What if the constellation of ideas or psychological attributes that you thought naturally went together doesn’t? What if, say, you crunch the numbers and are surprised to find out patriarchal cultures or households are less prone to violence than matriarchal ones? What if technology tends to make people more empathic? Can you handle the truth?
Take Iran. We can all understand why moral philosophers spent much of the past two centuries urging us to think beyond our own tribe, to become universalist, utilitarian or globally-liberal in outlook, in order to reduce the awful tribal impulse to smash the next tribe over. But what if we reach a point in history at which it’s the universalists who have grown arrogant? What if, to borrow philosopher Peter Singer’s phrase, you “expand the circle” of empathy (or at least moral concern) so far that you begin having delusions of grandeur and think it’s now your natural role to refashion the entire Earth?
Might someone with such delusions become more, rather than less, likely to start wars with distant tribes such as the Iranians, due to imagining himself rightful guardian of peace on Earth?
On their good days, at least, that seems to be the question haunting some of the current crop of anti-war nationalists and populists. That is, what if the globalist humanitarians—who pride themselves on rubbing elbows with the scholars of a hundred nations—have a weird tendency to be the ones itching for “humanitarian” military interventions and, to put it in blunt terms, they end up killing more people than nationalists do?
I think that’s the sort of rethink that Sen. Josh Hawley was asking for in a recent speech to nationalist conservatives in which he slammed my fellow libertarians and emphasized the idea of America as a set of fragile communities instead of 300 million robust individuals. Make no mistake about it: I’m an individualist and non-religious and think Hawley’s mostly pushing conservatism in the wrong direction. But we should at least acknowledge that he, like several other prominent political figures these days, is moving in a political direction orthogonal to the textbook left-vs.-right checklist of views that dominated politics for the past several decades.
We’ll need some new terminology to describe newly-emerging populist and nationalist ideas. And it’d be dangerous to assume we can just slap old terms—particularly very damning ones—onto this new-fangled era and pretend to have understood it. Not all nationalists are anti-Semites, for starters, though that accusation was floated on Twitter about Hawley and his allies—and obviously some nationalists in the world’s horrible, bloody, stupid history have been anti-Semites.
Hawley’s speech criticized a few academics who happen to be Jewish, as well as one who isn’t—and one of the Jewish ones is a convert, for what it’s worth, my former philosophy professor Martha Nussbaum. But it sure seems as if he picked them for the right reasons for his philosophical purposes, pointing out how each had condemned tribalism or nationalism as evil, while he wishes to defend those things (I’m not fully on his side or theirs, but I see negative consequences arising from both worldviews and think it’s unfair to freak out over only one; every faction scares me).
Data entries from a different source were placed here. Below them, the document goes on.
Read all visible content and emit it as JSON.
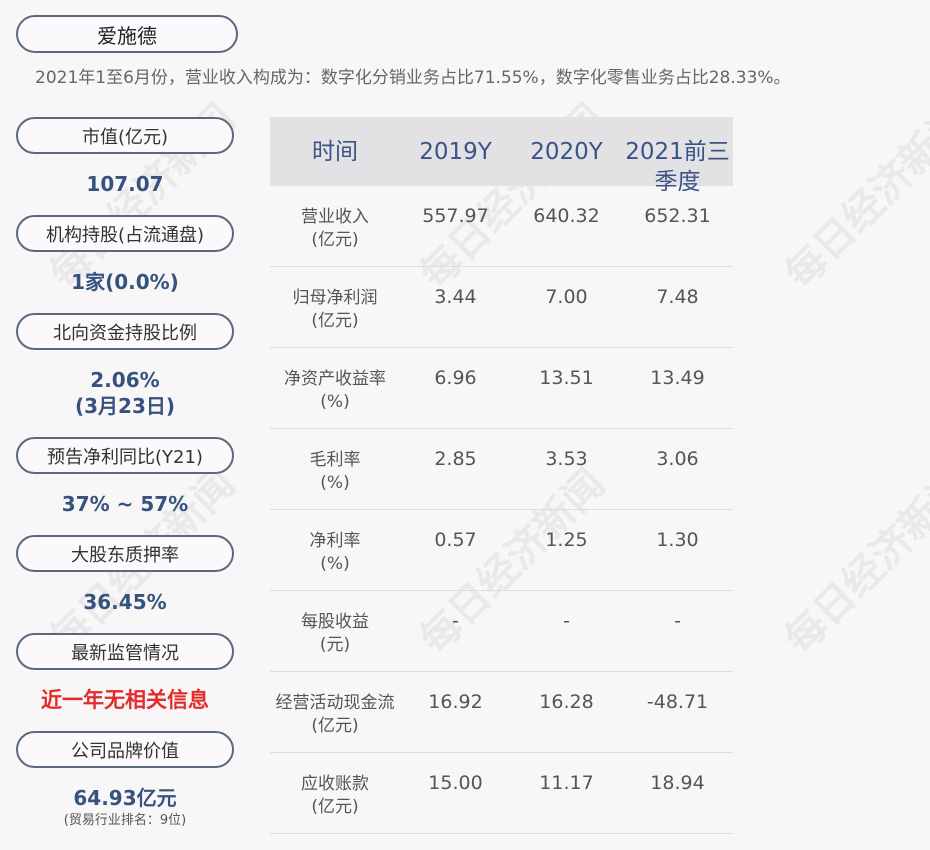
{
  "company_name": "爱施德",
  "summary": "2021年1至6月份，营业收入构成为：数字化分销业务占比71.55%，数字化零售业务占比28.33%。",
  "side": [
    {
      "label": "市值(亿元)",
      "value": "107.07"
    },
    {
      "label": "机构持股(占流通盘)",
      "value": "1家(0.0%)"
    },
    {
      "label": "北向资金持股比例",
      "value": "2.06%",
      "value2": "(3月23日)"
    },
    {
      "label": "预告净利同比(Y21)",
      "value": "37% ~ 57%"
    },
    {
      "label": "大股东质押率",
      "value": "36.45%"
    },
    {
      "label": "最新监管情况",
      "value": "近一年无相关信息"
    },
    {
      "label": "公司品牌价值",
      "value": "64.93亿元",
      "note": "(贸易行业排名：9位)"
    }
  ],
  "table": {
    "headers": [
      "时间",
      "2019Y",
      "2020Y",
      "2021前三",
      "季度"
    ],
    "rows": [
      {
        "label1": "营业收入",
        "label2": "(亿元)",
        "v": [
          "557.97",
          "640.32",
          "652.31"
        ]
      },
      {
        "label1": "归母净利润",
        "label2": "(亿元)",
        "v": [
          "3.44",
          "7.00",
          "7.48"
        ]
      },
      {
        "label1": "净资产收益率",
        "label2": "(%)",
        "v": [
          "6.96",
          "13.51",
          "13.49"
        ]
      },
      {
        "label1": "毛利率",
        "label2": "(%)",
        "v": [
          "2.85",
          "3.53",
          "3.06"
        ]
      },
      {
        "label1": "净利率",
        "label2": "(%)",
        "v": [
          "0.57",
          "1.25",
          "1.30"
        ]
      },
      {
        "label1": "每股收益",
        "label2": "(元)",
        "v": [
          "-",
          "-",
          "-"
        ]
      },
      {
        "label1": "经营活动现金流",
        "label2": "(亿元)",
        "v": [
          "16.92",
          "16.28",
          "-48.71"
        ]
      },
      {
        "label1": "应收账款",
        "label2": "(亿元)",
        "v": [
          "15.00",
          "11.17",
          "18.94"
        ]
      }
    ]
  },
  "watermark": "每日经济新闻"
}
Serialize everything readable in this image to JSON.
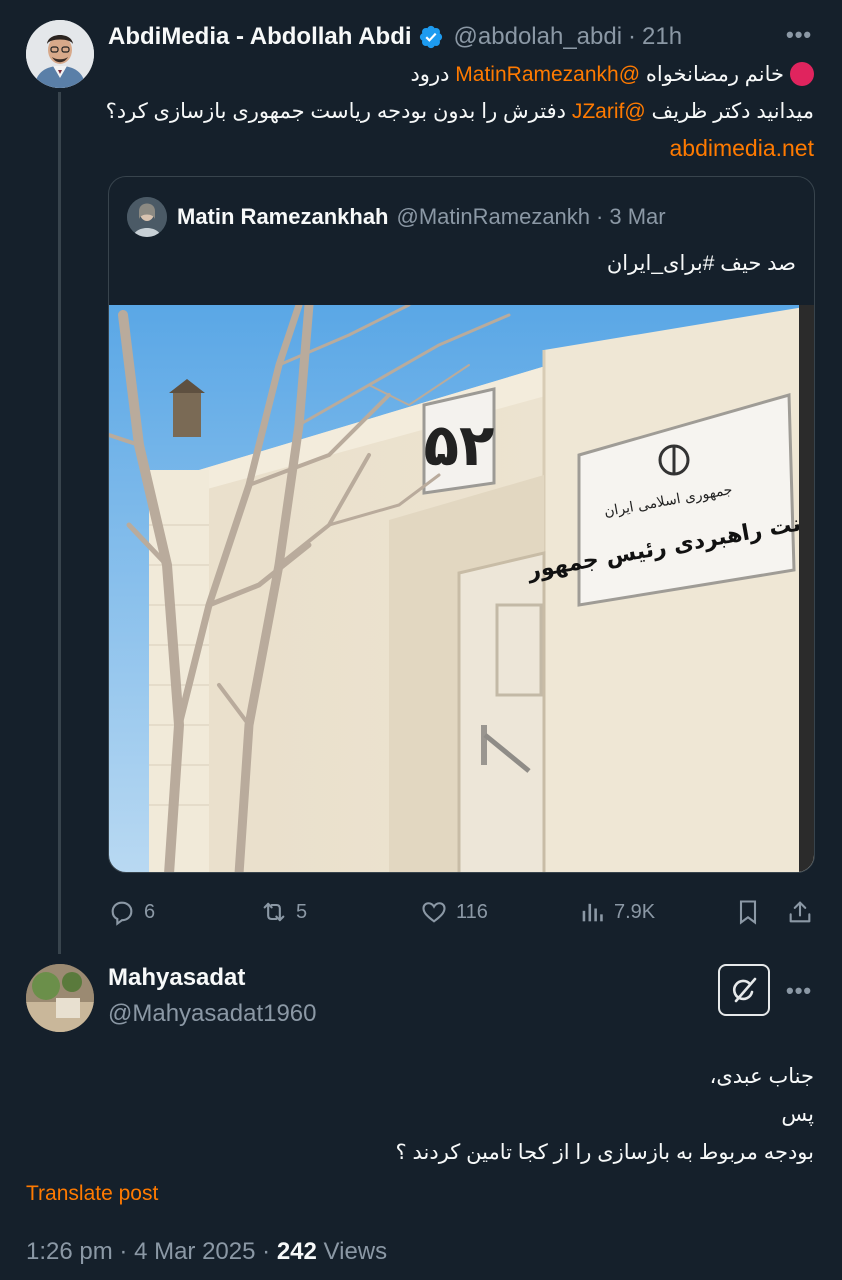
{
  "tweet": {
    "author_name": "AbdiMedia - Abdollah Abdi",
    "handle": "@abdolah_abdi",
    "separator": "·",
    "time": "21h",
    "line1_text": "خانم رمضانخواه",
    "line1_mention": "@MatinRamezankh",
    "line1_greeting": "درود",
    "line2_start": "میدانید دکتر ظریف",
    "line2_mention": "@JZarif",
    "line2_end": "دفترش را بدون بودجه ریاست جمهوری بازسازی کرد؟",
    "link": "abdimedia.net"
  },
  "quote": {
    "author_name": "Matin Ramezankhah",
    "handle": "@MatinRamezankh",
    "separator": "·",
    "date": "3 Mar",
    "text": "صد حیف #برای_ایران",
    "photo": {
      "plaque_number": "۵۲",
      "sign_line1": "جمهوری اسلامی ایران",
      "sign_line2": "معاونت راهبردی رئیس جمهور"
    }
  },
  "actions": {
    "replies": "6",
    "retweets": "5",
    "likes": "116",
    "views": "7.9K"
  },
  "reply": {
    "author_name": "Mahyasadat",
    "handle": "@Mahyasadat1960",
    "line1": "جناب عبدی،",
    "line2": "پس",
    "line3": "بودجه مربوط به بازسازی را از کجا تامین کردند ؟",
    "translate_label": "Translate post",
    "time": "1:26 pm",
    "date": "4 Mar 2025",
    "views_count": "242",
    "views_label": "Views",
    "dot": "·"
  },
  "colors": {
    "background": "#15202b",
    "accent": "#ff7a00",
    "muted": "#8b98a5",
    "verified": "#1d9bf0",
    "red_dot": "#e0245e"
  },
  "icons": [
    "more-icon",
    "verified-icon",
    "reply-icon",
    "retweet-icon",
    "like-icon",
    "views-icon",
    "bookmark-icon",
    "share-icon",
    "grok-icon",
    "red-circle-icon"
  ]
}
Further, it strikes me as odd that if Hawley was trying to appeal to some inchoate Nazi streak in the current right he’d make a point of approvingly describing Jesus (a beloved figure in a roomful of ardent conservatives) as a radical Jewish rabbi. Maybe he was actually trying to get the whole room to convert to Judaism.
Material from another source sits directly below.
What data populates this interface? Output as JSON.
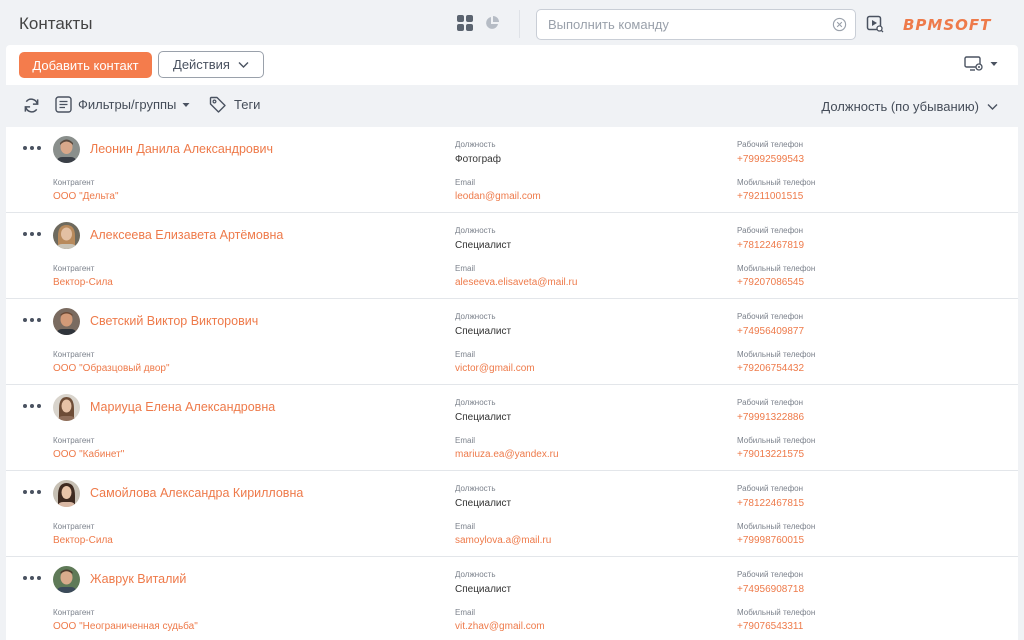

On the other hand, we know that even without transforming into full-blown fascism, nationalism can lead to bad places—“Somalia,” for instance. As with so many things Trump says, his rude crack about leftists who criticize the U.S. returning to their ancestral homelands probably shouldn’t be taken too literally, but then again, any libertarian like me must sympathize with someone told to leave the U.S. and head to Somalia, since so many libertarians have been told to do precisely the same thing.
There is, or for many years was, a surprising number of leftists who think all societies with little or no government look like Somalia at its war-torn worst (which tended to be when it had an active and contested central government, by the way, not when it was stateless). Where were the left-wing defenses of Somalia when that nation was being thrown in my face as an insult about once per week? As it happens, I met at least one very market-oriented guy who took the challenge, moved there, and worked wonders helping to set up cellular phone networks to help the nation “leap-frog” from phonelessness to modern communications technology, skipping the cumbersome cables-and-landlines phase and boosting economic activity.
Now that strikes me as a can-do American approach that translates into a more capitalist and American-looking world without having to either deploy troops or harangue foreigners into thinking like middle-aged American white guys. Win-win! Instead of arguing about whether Hawley and his nationalist allies insulted one tribe or lavished too much praise on another, I say let’s not take the bait offered by the elitist regulation-loving liberals, the warmongers, the more pessimistic and communitarian of the conservatives, or the tribalists of all nations.
Instead, remember the post-Cold War optimism of the 1990s for a moment and recognize that we can still make this whole world rich, a much more pleasant option. That might even keep some of the communitarian nationalists from being so sad.